CD音源でも聴き取るのなんて難しいんだから。

なんで、よりによってライブ音源で挑戦すんだよ!

歌詞カード見ながら聴けばいいじゃん。

ていうか、日本盤なら対訳だって付いてくるし、なんかボーナストラックだって付いてくるじゃんかよ。

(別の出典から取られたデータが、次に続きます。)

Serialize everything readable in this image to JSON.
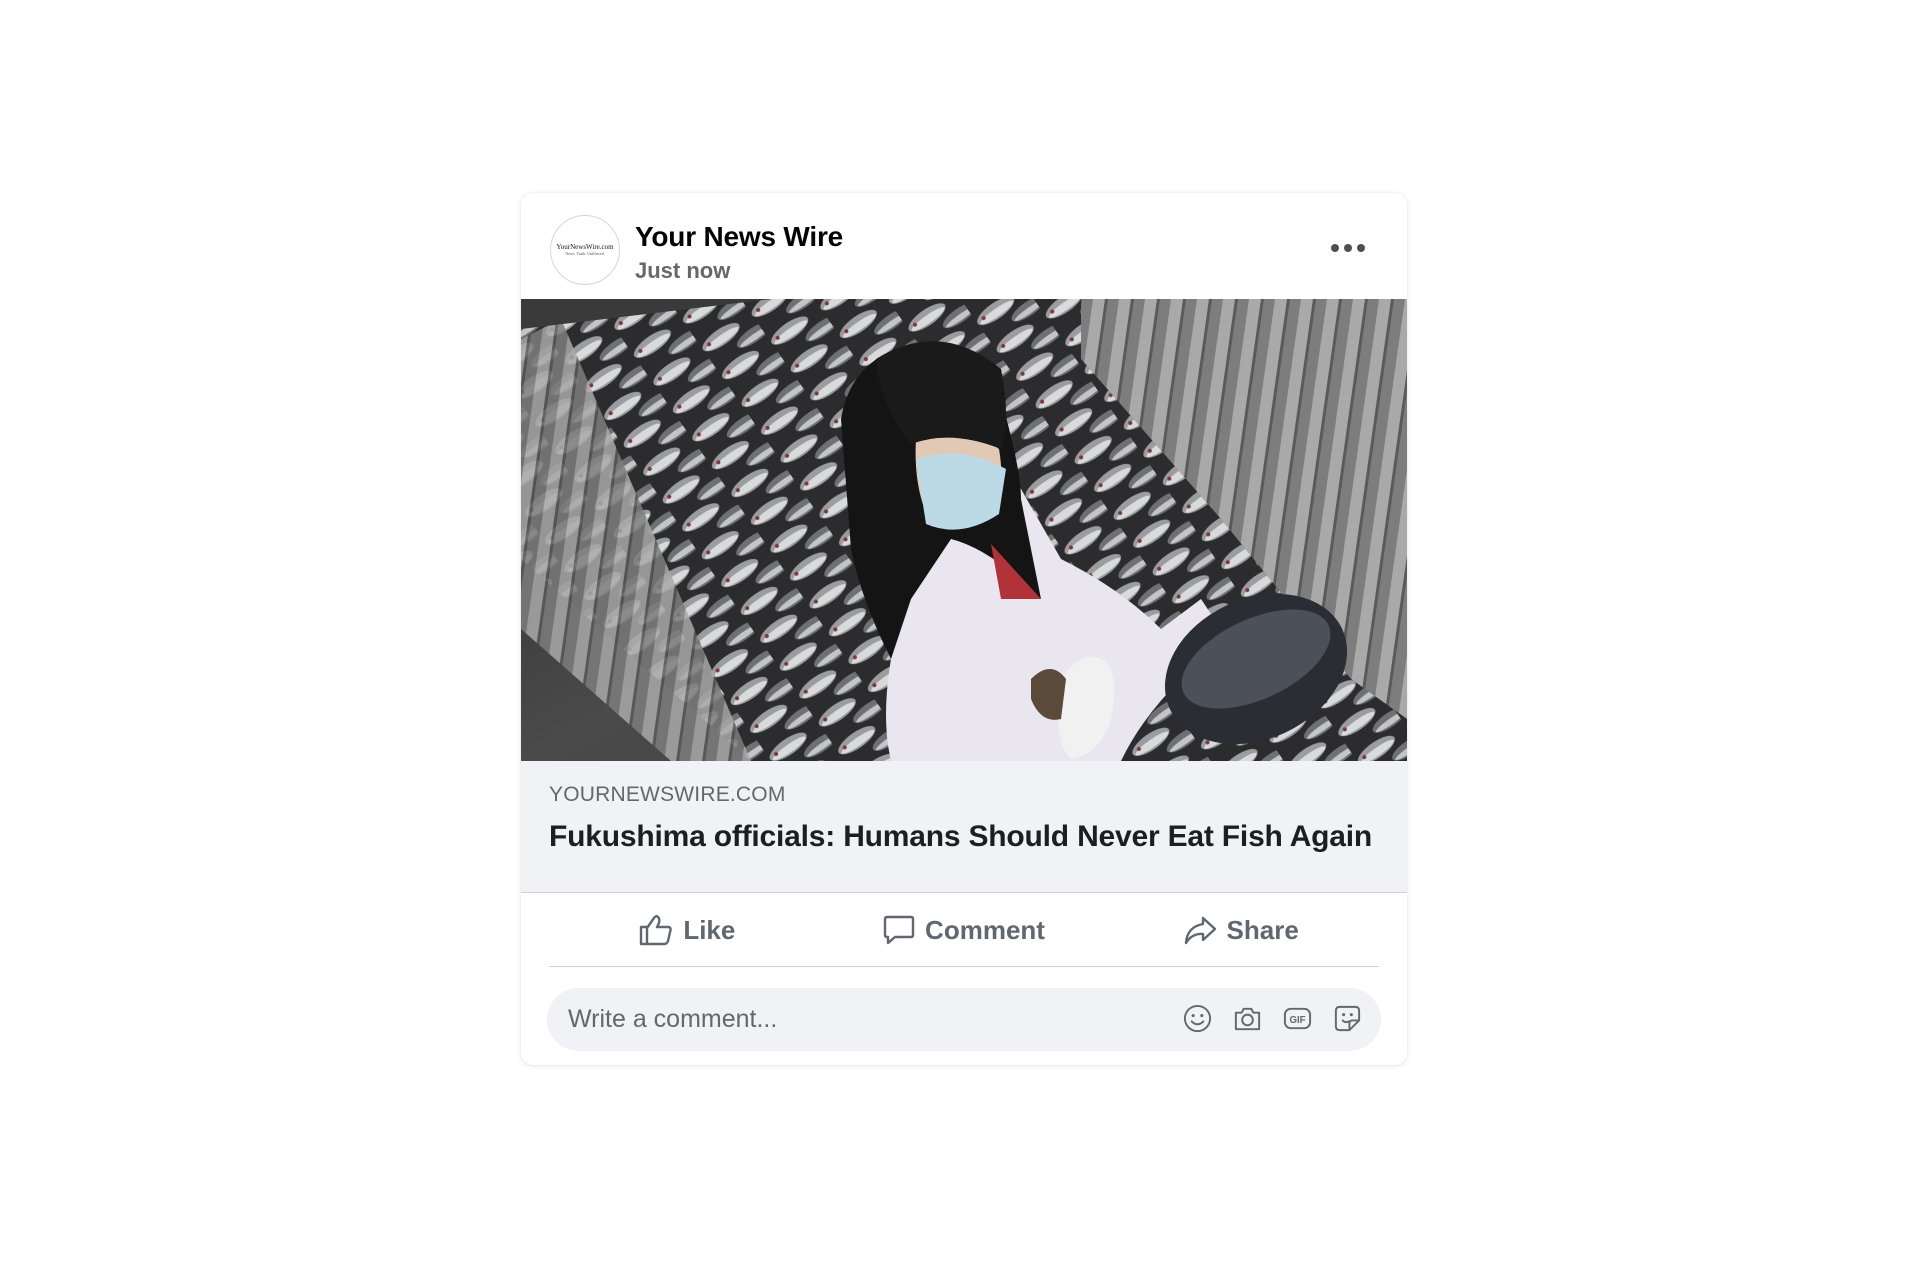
{
  "post": {
    "page_name": "Your News Wire",
    "timestamp": "Just now",
    "avatar": {
      "logo_text": "YourNewsWire.com",
      "tagline": "News. Truth. Unfiltered."
    },
    "more_icon": "more-horizontal-icon",
    "photo": {
      "alt": "Person in mask and lab coat holding a fish over a container of fish"
    }
  },
  "link_preview": {
    "domain": "YOURNEWSWIRE.COM",
    "title": "Fukushima officials: Humans Should Never Eat Fish Again"
  },
  "actions": [
    {
      "label": "Like",
      "icon": "thumbs-up-icon"
    },
    {
      "label": "Comment",
      "icon": "comment-bubble-icon"
    },
    {
      "label": "Share",
      "icon": "share-arrow-icon"
    }
  ],
  "comment": {
    "placeholder": "Write a comment...",
    "icons": [
      "emoji-icon",
      "camera-icon",
      "gif-icon",
      "sticker-icon"
    ],
    "gif_label": "GIF"
  },
  "colors": {
    "text_primary": "#050505",
    "text_secondary": "#65676b",
    "action_text": "#606770",
    "link_box_bg": "#f0f2f5",
    "divider": "#ced0d4"
  }
}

日本盤の最後に入ってるアコースティックバージョンなら、テンポもゆっくりで聴き取りやすいかもしれないだろ。

(ぽろろ~ん)

そもそも、音楽を楽しみながらリスニング力まで鍛えようとしてんじゃねえよ。

なんでも一石二鳥で済まそうとするな。

目の前にある音楽に集中しろよ。

音楽は“ココ”で聴けよ!

(ドンドン)

のびしろ

ブリンバンバンボン、ブリンバンバンボンってあんな早口で言われたら、日本語でもよくわからない。

そりゃ洋楽で聴き取れない曲があったって当然なのだ。

そんなんでもTOEICのリスニングなら満点は取れるし、日常生活でも、その場の空気や身振り手振りでなんとなくわかる。

それ以上、何を求めんだよ。

国際恋愛してることが唯一のアイデンティティみたいなあいつだって、ダーリンの声なんて別に全部は届いちゃいない。

届いてるのはフニャチンだし、それだって届いたと言えるのかわかんねえよ。

日本男児のカチカチちんぽ、なめんじゃねえぞ。

誰が言ったか知らないが

洋楽なんて、僕は生まれてこの方、満足に聴き取れたことなんて一度もない。

だからこそ、タモさんと、あのコーナーでしか見かけないおじさんと一緒に、空耳アワーを楽しめるんじゃないか。

それで十分だろう。

英語の音なんて、ノイズキャンセリングイヤフォンで全部シャットアウトしちまえばいいんだ。

僕のこの耳は、ネイティブが唇を噛みしめて出す音を聴くためにあるんじゃない。

小鳥のさえずりや、あの子の心臓の音を聴くためにあるんだから。